Vi behöver ett paket smör och en liter grädde till tårtan.

We need a packet of butter and a litre of cream for the cake. Still no connecting word.

💡
The substance noun usually stays bare and indefinite after the measure: en kopp kaffe (not kaffet), ett kilo äpplen (indefinite plural). You're measuring out an unspecified amount of the stuff, so it carries no article. Reserve av for "of" in the genuine partitive-of-a-known-whole sense (en del av kakan, "a piece of the cake").

Quantifiers: how much, how many

For vaguer amounts you use quantifiers.

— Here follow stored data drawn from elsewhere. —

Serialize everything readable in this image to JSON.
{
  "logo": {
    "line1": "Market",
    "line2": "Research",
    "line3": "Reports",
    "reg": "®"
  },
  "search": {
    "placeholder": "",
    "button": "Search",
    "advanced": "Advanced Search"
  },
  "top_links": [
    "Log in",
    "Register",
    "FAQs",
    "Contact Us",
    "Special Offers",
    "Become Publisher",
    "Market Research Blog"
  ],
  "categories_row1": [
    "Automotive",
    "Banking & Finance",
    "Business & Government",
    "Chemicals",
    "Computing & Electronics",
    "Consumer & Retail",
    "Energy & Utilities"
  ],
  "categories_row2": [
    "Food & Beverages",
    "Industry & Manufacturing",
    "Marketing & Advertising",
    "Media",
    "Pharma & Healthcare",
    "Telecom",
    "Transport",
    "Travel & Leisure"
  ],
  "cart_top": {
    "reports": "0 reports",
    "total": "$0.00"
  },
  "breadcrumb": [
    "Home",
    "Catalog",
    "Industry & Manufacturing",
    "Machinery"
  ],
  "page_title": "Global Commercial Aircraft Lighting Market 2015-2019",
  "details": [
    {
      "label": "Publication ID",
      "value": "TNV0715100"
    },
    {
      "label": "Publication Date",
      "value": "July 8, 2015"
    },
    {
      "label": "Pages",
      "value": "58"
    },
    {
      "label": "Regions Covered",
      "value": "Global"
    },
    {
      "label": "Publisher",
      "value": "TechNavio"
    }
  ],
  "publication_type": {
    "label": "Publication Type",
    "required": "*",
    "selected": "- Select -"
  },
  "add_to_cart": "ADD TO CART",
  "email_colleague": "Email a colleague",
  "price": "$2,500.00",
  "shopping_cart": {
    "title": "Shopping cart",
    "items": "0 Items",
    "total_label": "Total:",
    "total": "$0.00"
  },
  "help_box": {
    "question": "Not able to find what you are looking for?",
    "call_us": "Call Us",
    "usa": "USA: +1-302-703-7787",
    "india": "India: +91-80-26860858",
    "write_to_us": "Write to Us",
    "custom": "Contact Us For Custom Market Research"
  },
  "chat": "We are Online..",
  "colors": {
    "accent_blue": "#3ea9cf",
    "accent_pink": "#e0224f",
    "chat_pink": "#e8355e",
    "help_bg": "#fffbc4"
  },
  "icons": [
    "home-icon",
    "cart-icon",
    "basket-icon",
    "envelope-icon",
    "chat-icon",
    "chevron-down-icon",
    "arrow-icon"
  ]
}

The crucial split mirrors English much vs many: some go with uncountable mass nouns, others with countable plurals.

SwedishMeaningUsed with
litea little / a bitmass nouns
mycketmuch / a lotmass nouns
mångamanycountable plurals
någrasome / a fewcountable plurals
ett para couple / a paircountable plurals

Det finns lite mjölk kvar, men inte mycket.

There's a little milk left, but not much. lite and mycket with the mass noun mjölk.

Vi har många böcker men bara några stolar.

We have many books but only a few chairs. många and några with countable plurals.

Kan du köpa ett par bananer på vägen hem?

Can you buy a couple of bananas on the way home? ett par bananer — and notice, still no 'of' after par.

💡
Match the quantifier to the noun type: mycket / lite for stuff you can't count (mycket kaffe), många / några for things you can (många koppar). Saying många kaffe for "much coffee" mixes the two — use mycket kaffe.

Common Mistakes

❌ ett kilo av äpplen

Incorrect — there is no 'of' in a measure phrase. Just place the nouns side by side.

✅ ett kilo äpplen

a kilo of apples.

❌ en kopp av kaffe

Incorrect — same rule; no 'av' between the measure and the substance.

✅ en kopp kaffe

a cup of coffee.

❌ två kilon potatis

Incorrect — units of measure stay singular after a number: två kilo, not 'två kilon'.

✅ två kilo potatis

two kilos of potatoes.

❌ många kaffe

Incorrect — kaffe is uncountable, so use mycket (much), not många (many).

✅ mycket kaffe

much / a lot of coffee.

❌ en flaska av vinet

Incorrect — the substance stays bare and indefinite, with no 'of': en flaska vin.

✅ en flaska vin

a bottle of wine.

Key Takeaways

  • Core units: ett gram, ett kilo, en liter, en deciliter (dl), en matsked (msk), en tesked (tsk).
  • Units of measure usually stay singular after a number: två kilo, tre liter.
  • No word for "of": the measure and the substance sit directly side by side — ett kilo äpplen, en kopp kaffe. Never av here.
  • The substance noun stays bare and indefinite after a measure.
  • Match quantifiers to the noun: lite / mycket for mass nouns, många / några / ett par for countables.